Draco had learned one thing from visiting Gringotts with Hermione: there were things she was terrified of reliving. And that clearly meant that she had experienced things worth writing about.
He tossed his keys on the nearest table in his apartment, trying to ignore the gnawing feeling of hunger. His inspiration was so great that he could not satisfy his desire for food right now; he must write.
He had not counted on Asteria though.
If one were to give a description of beauty, Asteria Greengrass would sure embody every word. Her long curly blonde hair, her icy blue eyes, the sexy lips, the high cheekbones - had she not been Draco's lover, Asteria might have been mistaken for a Malfoy. They had been seeing each other for convenience's sake since the War had ended; Draco had had a brief relationship with her sister, Daphne, whom he had left when he met Asteria. Daphne was charming, but not nearly as enigmatic or alluring as Asteria, with her husky voice and cold manner. Draco was crazy about her, but neither wanted a commitment - that was why they were so well suited.
'Evening,' he smiled at her. She was wearing a slinky black cocktrail dress and her hair was tied back. She smiled.
'Hello,' she answered, and she leaned forward and kissed him on the lips. His smile widened as he lazily breathed in her intoxicating perfume.
'How long have you been here?'
'Just thirty minutes,' she answered promptly, taking his briefcase from him and leading him into the living room. He watched her as she reached for a pair of gold earrings and put them on. 'You'd better get changed, I've got reservations for 8 o' clock.'
Draco frowned. It was so typical of Asteria to believe that he would follow her anywhere, at any time.
'I can't,' he muttered, walking over to his desk, situated conveniently at the other side of the room. 'I have to write.'
'You can do that tomorrow, can't you?' he heard her say, impatience in her voice.

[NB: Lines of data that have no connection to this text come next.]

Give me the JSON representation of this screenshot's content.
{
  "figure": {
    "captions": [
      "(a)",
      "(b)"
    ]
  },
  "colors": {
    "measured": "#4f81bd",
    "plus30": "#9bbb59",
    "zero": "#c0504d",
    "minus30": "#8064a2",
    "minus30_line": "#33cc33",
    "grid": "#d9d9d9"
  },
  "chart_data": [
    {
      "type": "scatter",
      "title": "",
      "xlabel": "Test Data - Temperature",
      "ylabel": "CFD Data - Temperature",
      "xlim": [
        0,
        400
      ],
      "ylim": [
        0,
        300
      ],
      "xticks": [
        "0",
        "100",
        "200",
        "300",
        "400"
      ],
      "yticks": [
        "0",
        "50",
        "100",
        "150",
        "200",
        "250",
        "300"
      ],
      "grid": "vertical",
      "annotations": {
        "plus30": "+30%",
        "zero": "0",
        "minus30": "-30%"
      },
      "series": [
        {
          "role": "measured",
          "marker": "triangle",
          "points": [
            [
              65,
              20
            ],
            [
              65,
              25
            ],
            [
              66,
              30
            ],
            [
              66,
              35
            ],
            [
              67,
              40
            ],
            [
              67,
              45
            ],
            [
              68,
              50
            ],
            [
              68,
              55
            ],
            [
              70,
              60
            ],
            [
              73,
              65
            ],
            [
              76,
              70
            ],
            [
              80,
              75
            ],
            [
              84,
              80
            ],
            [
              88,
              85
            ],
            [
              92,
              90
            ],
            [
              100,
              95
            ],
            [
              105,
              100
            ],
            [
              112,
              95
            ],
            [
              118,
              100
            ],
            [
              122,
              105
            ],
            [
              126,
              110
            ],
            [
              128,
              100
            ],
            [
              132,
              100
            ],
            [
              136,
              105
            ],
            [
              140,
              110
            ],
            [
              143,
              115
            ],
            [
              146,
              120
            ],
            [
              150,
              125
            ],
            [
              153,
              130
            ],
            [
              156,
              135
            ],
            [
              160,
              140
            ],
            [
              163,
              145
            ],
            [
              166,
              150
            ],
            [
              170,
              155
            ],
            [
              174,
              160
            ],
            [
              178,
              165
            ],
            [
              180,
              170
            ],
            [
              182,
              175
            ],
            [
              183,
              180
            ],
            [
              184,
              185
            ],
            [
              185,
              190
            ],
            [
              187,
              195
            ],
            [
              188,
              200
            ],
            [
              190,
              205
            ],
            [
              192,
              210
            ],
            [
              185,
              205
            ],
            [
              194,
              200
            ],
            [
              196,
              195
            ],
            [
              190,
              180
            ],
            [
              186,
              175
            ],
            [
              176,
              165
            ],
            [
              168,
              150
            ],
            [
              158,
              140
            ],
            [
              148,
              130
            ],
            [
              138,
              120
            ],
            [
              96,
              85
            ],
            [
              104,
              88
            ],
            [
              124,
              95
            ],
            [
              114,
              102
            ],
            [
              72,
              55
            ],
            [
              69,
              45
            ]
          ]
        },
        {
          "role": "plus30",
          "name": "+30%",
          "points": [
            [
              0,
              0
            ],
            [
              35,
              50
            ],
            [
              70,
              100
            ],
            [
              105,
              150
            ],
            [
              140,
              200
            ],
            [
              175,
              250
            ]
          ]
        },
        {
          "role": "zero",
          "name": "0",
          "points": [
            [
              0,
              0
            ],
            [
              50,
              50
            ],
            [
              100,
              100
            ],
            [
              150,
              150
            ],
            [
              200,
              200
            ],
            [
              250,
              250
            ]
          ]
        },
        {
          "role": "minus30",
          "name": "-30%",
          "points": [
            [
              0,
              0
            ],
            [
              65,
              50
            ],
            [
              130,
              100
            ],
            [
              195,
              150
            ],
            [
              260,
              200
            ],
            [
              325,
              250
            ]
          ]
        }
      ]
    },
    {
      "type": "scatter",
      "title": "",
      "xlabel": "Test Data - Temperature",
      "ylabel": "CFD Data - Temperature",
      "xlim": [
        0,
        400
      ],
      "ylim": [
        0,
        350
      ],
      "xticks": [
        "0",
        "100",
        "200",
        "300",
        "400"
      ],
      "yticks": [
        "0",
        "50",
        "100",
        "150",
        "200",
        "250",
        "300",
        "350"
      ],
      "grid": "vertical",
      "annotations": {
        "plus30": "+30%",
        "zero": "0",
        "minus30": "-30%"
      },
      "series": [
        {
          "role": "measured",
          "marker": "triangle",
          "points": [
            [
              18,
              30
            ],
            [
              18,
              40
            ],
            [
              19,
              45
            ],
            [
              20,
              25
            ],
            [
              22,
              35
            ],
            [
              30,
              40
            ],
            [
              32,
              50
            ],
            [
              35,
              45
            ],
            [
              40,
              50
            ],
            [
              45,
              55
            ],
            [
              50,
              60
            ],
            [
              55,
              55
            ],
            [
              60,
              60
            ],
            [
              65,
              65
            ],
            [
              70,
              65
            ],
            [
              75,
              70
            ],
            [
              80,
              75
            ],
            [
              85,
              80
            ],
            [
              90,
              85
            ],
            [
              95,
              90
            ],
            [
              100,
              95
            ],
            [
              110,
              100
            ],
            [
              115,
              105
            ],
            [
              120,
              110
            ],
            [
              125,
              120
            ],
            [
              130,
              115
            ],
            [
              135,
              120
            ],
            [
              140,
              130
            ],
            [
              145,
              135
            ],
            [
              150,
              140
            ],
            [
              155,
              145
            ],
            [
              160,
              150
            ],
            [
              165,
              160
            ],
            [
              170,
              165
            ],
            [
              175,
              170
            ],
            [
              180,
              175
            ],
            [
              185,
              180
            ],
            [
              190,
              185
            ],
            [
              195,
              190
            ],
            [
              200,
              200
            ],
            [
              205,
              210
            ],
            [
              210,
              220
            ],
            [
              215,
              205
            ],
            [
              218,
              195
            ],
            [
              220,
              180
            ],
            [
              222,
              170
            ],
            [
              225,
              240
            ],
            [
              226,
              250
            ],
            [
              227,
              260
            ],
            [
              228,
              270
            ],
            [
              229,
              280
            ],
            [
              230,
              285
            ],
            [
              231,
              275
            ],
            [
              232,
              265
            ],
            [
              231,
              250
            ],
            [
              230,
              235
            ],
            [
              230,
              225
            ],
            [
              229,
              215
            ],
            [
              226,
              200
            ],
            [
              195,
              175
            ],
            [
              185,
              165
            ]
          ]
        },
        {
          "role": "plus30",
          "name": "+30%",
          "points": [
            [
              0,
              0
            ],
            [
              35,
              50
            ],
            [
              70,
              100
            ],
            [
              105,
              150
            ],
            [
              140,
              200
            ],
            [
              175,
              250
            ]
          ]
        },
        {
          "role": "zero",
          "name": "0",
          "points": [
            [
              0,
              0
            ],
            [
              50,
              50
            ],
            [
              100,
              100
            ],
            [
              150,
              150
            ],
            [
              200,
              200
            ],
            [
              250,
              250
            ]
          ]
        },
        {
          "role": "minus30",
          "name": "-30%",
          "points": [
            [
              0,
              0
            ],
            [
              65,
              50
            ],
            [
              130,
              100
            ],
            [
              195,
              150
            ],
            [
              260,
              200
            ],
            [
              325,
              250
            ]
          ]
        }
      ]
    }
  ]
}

'No, I can't,' he answered shortly, but truthfully; he was aching to write about Granger, aching to explore her further. His impatience with Asteria had never been this great - he just wanted to be alone.
He suddenly felt her soft hands on his chest and she leaned forwards from behind, her lips resting on his neck. Normally, this would be enough to persuade him to do anything; to his enormous shock, however, he still could not get Granger out of his mind. He laid his hands on hers.
'I can't, Asteria,' he said firmly. She drew back angrily.
'Fine,' she snapped huffily, and he turned around in time to see her grab her wrap and purse and head towards the door. 'I'll get Blaise to go with me. Let me know when your love affair with your work is over.'
She slammed the door, but Draco couldn't care less. He had never pretended that Asteria meant more to him than his work, and nor had she; it was her problem if she had misunderstood.
Satisfied, he picked up a quill and dipped it in ink, looking forward to writing the introduction to the article of his life.